The Census figures [are] misleading. . . [I]n 2002, government spent over $500 billion on means-tested welfare (including cash, food, housing, and medical care) for the poor and near poor and over $250 billion subsidizing medical care for the elderly through Medicare. . . a mammoth transfer of resources from those who work a lot to those who work less or not at all. . . not reflected in conventional Census income inequality figures. . .When taxes and benefits are counted, the . . . top fifth has $8.60 for each $1.00 at the bottom.
But . . . [while] Census fifths . . . contain the same number of households, [those] at the bottom have few people while those at the top are large and have multiple earners. [So the bottom fifth] has only 14 percent of the population while the top quintile has 25 percent. [If] each fifth contain[ed] an equal number of people. . . The post-tax/post-benefit income of the bottom rises to 9.4 percent of income while the top drops to 39.6 percent. [Now], the top fifth has $4.20 of income for each $1.00 at the bottom.
[Beyond that, the Census Bureau found] the top quintile of households performs over a third of all paid labor, while the bottom performs only 4.3 percent. . . due in part to a shortage of working-age adults within the bottom quintile, [and because] non-elderly adults at the bottom, on average, work half as many hours per month as do their higher-income counterparts. If the quintiles are adjusted [so that those] at the bottom work as many hours as adults in the rest of society, the . . . top quintile would have only $2.91 in income for every $1.00 at the bottom (see chart below).
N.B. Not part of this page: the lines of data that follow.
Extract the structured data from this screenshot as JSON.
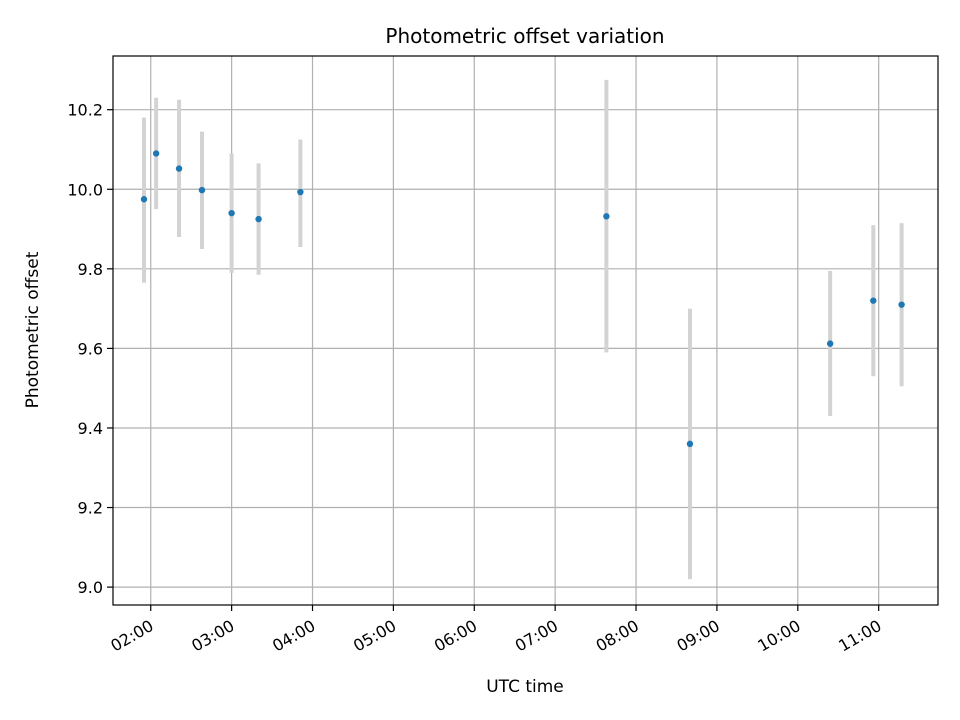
{
  "chart_data": {
    "type": "scatter",
    "title": "Photometric offset variation",
    "xlabel": "UTC time",
    "ylabel": "Photometric offset",
    "x_unit": "UTC time (HH:MM)",
    "xlim": [
      "01:32",
      "11:44"
    ],
    "ylim": [
      8.955,
      10.335
    ],
    "grid": true,
    "xticks": [
      "02:00",
      "03:00",
      "04:00",
      "05:00",
      "06:00",
      "07:00",
      "08:00",
      "09:00",
      "10:00",
      "11:00"
    ],
    "yticks": [
      "9.0",
      "9.2",
      "9.4",
      "9.6",
      "9.8",
      "10.0",
      "10.2"
    ],
    "series": [
      {
        "marker_color": "#1f77b4",
        "errorbar_color": "#d3d3d3",
        "points": [
          {
            "x": "01:55",
            "y": 9.975,
            "ylow": 9.765,
            "yhigh": 10.18
          },
          {
            "x": "02:04",
            "y": 10.09,
            "ylow": 9.95,
            "yhigh": 10.23
          },
          {
            "x": "02:21",
            "y": 10.052,
            "ylow": 9.88,
            "yhigh": 10.225
          },
          {
            "x": "02:38",
            "y": 9.998,
            "ylow": 9.85,
            "yhigh": 10.145
          },
          {
            "x": "03:00",
            "y": 9.94,
            "ylow": 9.79,
            "yhigh": 10.09
          },
          {
            "x": "03:20",
            "y": 9.925,
            "ylow": 9.785,
            "yhigh": 10.065
          },
          {
            "x": "03:51",
            "y": 9.993,
            "ylow": 9.855,
            "yhigh": 10.125
          },
          {
            "x": "07:38",
            "y": 9.932,
            "ylow": 9.59,
            "yhigh": 10.275
          },
          {
            "x": "08:40",
            "y": 9.36,
            "ylow": 9.02,
            "yhigh": 9.7
          },
          {
            "x": "10:24",
            "y": 9.612,
            "ylow": 9.43,
            "yhigh": 9.795
          },
          {
            "x": "10:56",
            "y": 9.72,
            "ylow": 9.53,
            "yhigh": 9.91
          },
          {
            "x": "11:17",
            "y": 9.71,
            "ylow": 9.505,
            "yhigh": 9.915
          }
        ]
      }
    ]
  }
}
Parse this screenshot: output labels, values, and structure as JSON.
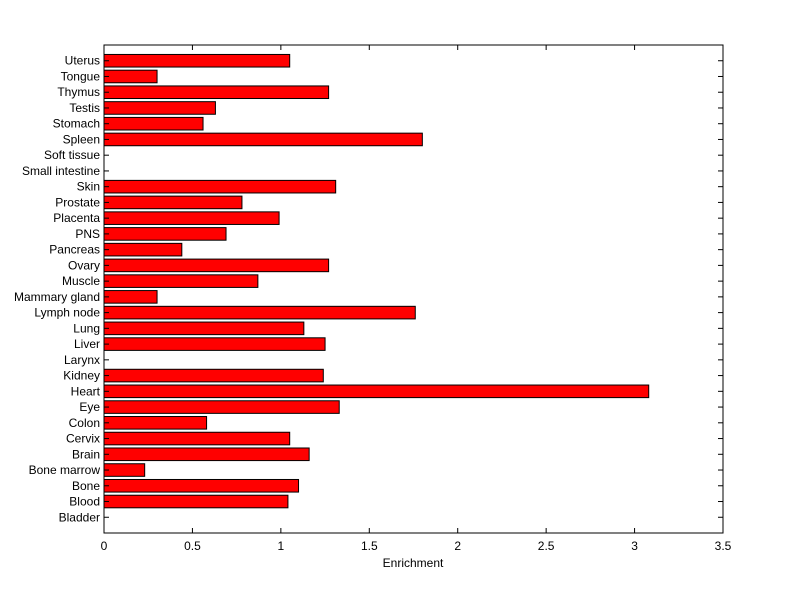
{
  "chart_data": {
    "type": "bar",
    "orientation": "horizontal",
    "title": "",
    "xlabel": "Enrichment",
    "ylabel": "",
    "xlim": [
      0,
      3.5
    ],
    "xticks": [
      "0",
      "0.5",
      "1",
      "1.5",
      "2",
      "2.5",
      "3",
      "3.5"
    ],
    "grid": false,
    "legend": "none",
    "bar_color": "#ff0000",
    "edge_color": "#000000",
    "categories": [
      "Bladder",
      "Blood",
      "Bone",
      "Bone marrow",
      "Brain",
      "Cervix",
      "Colon",
      "Eye",
      "Heart",
      "Kidney",
      "Larynx",
      "Liver",
      "Lung",
      "Lymph node",
      "Mammary gland",
      "Muscle",
      "Ovary",
      "Pancreas",
      "PNS",
      "Placenta",
      "Prostate",
      "Skin",
      "Small intestine",
      "Soft tissue",
      "Spleen",
      "Stomach",
      "Testis",
      "Thymus",
      "Tongue",
      "Uterus"
    ],
    "values": [
      0,
      1.04,
      1.1,
      0.23,
      1.16,
      1.05,
      0.58,
      1.33,
      3.08,
      1.24,
      0,
      1.25,
      1.13,
      1.76,
      0.3,
      0.87,
      1.27,
      0.44,
      0.69,
      0.99,
      0.78,
      1.31,
      0,
      0,
      1.8,
      0.56,
      0.63,
      1.27,
      0.3,
      1.05
    ]
  }
}
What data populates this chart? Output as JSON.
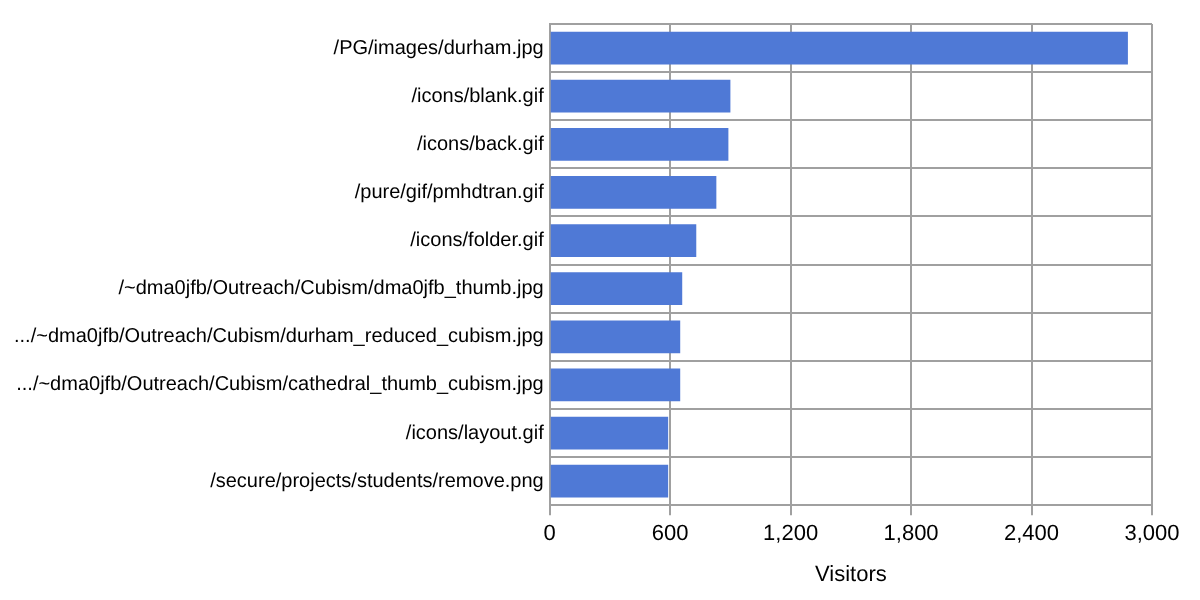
{
  "chart_data": {
    "type": "bar",
    "orientation": "horizontal",
    "xlabel": "Visitors",
    "categories": [
      "/PG/images/durham.jpg",
      "/icons/blank.gif",
      "/icons/back.gif",
      "/pure/gif/pmhdtran.gif",
      "/icons/folder.gif",
      "/~dma0jfb/Outreach/Cubism/dma0jfb_thumb.jpg",
      ".../~dma0jfb/Outreach/Cubism/durham_reduced_cubism.jpg",
      ".../~dma0jfb/Outreach/Cubism/cathedral_thumb_cubism.jpg",
      "/icons/layout.gif",
      "/secure/projects/students/remove.png"
    ],
    "values": [
      2880,
      900,
      890,
      830,
      730,
      660,
      650,
      650,
      590,
      590
    ],
    "color": "#4f79d6",
    "xlim": [
      0,
      3000
    ],
    "xticks": [
      0,
      {
        "value": 600,
        "label": "600"
      },
      {
        "value": 1200,
        "label": "1,200"
      },
      {
        "value": 1800,
        "label": "1,800"
      },
      {
        "value": 2400,
        "label": "2,400"
      },
      {
        "value": 3000,
        "label": "3,000"
      }
    ],
    "grid": true
  }
}
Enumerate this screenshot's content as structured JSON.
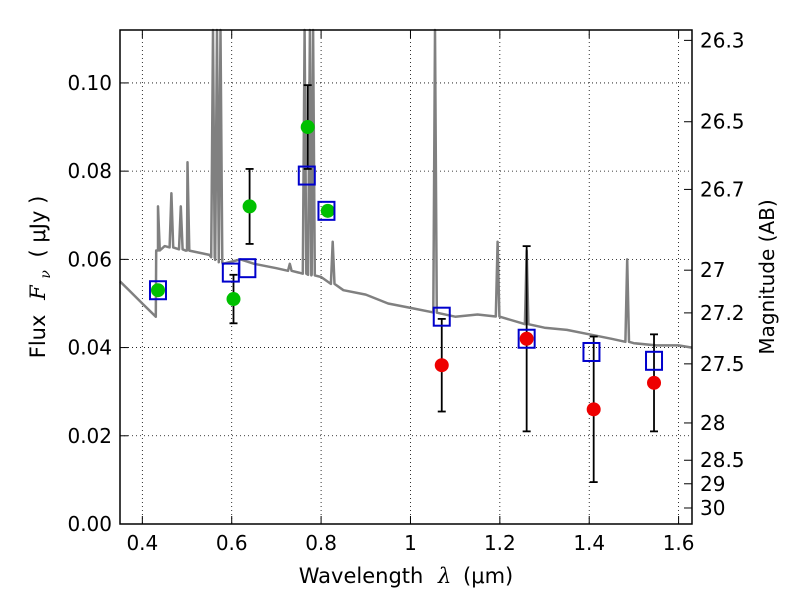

[Finally, is income] distribution . . . becoming less equal over time? . . . In 2002, after adjusting quintiles to contain equal numbers of persons, the ratio of the income of the top quintile compared to the bottom quintile was exactly the same as in 1997.
The top fifth of U.S. households (with incomes above $84,000) . . ., many with two or more earners. . . pay 82.5 percent of total federal income taxes and two-thirds of federal taxes overall. The bottom quintile pays 1.1 percent of total federal taxes.